Development of Wrinkled Surface for Enhanced Light Trapping in Organic Solar Cells

Abstract

There have been great interest in organic photovoltaics (OPVs) due to their potential for the development of low-cost, high throughput, and large-area solar cells with a flexible form factor. Hence, the power conversion efficiency of OPVs has been dramatically improved for the past two decades. Although the power conversion efficiency (PCE) of OPVs exceeds 10% now, the PCE of thin-film based solar cells is fundamentally limited by the ability of the photo-active layer to absorb the incident sunlight. The external quantum efficiency (EQE) is used to describe this ability and rarely exceeds 70% for the state-of-the-art OPVs, implying that only 70% of incident photons contributes to a photo-current generation. The EQE can be improved by trapping more light in the active layer which is very challenging for thin-film based photovoltaics. In this research, I have investigated optimization of the organic solar cell fabrication by tuning a charge carrier transport layer and also developed a new metallization method in order to replace vacuum deposited silver electrode with electroplated copper which is less expensive and better fits to the industry manufacturing. I also investigated a number of methods to fabricate optimum wrinkle structure that can be used as a light trapping vehicle for organic solar cells.

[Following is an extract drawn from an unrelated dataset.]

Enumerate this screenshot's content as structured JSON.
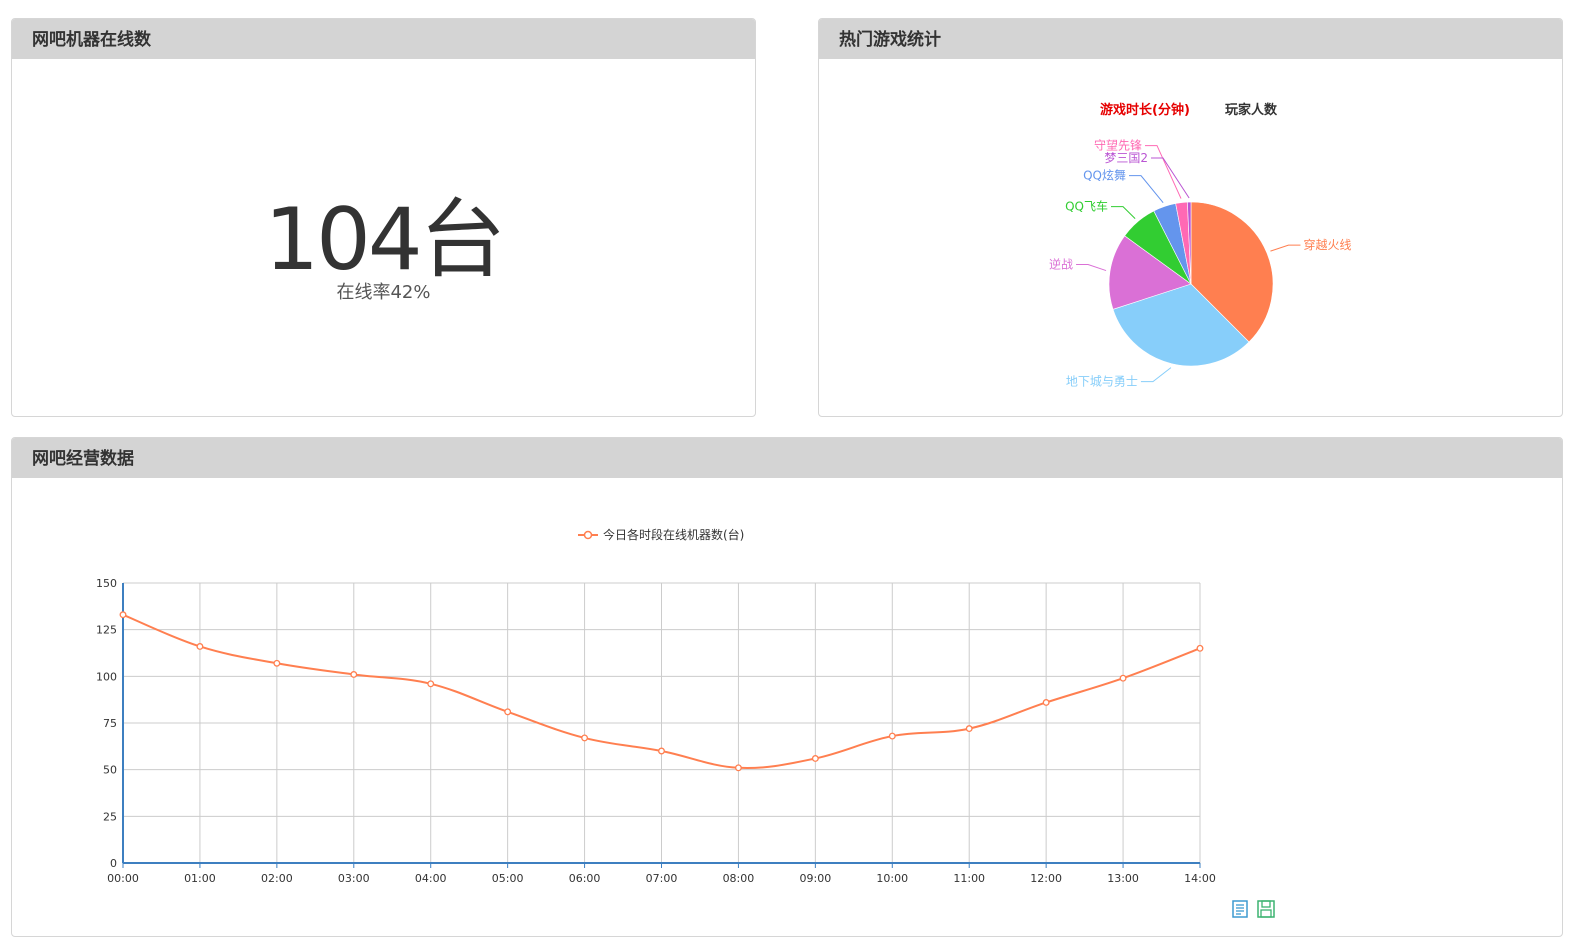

I fabricated wrinkles on SU-8 polymer by controlling the softness of SU-8. While wrinkles generally produced after metal deposition, I found that a more suitable wrinkle profile can be fabricated before the metal deposition. Future work will focus on the development of reproducible, scalable, and high throughput wrinkle fabrication with an optimum profile and the demonstration of highly efficient organic solar cells by enhancing light trapping thanks to the wrinkles.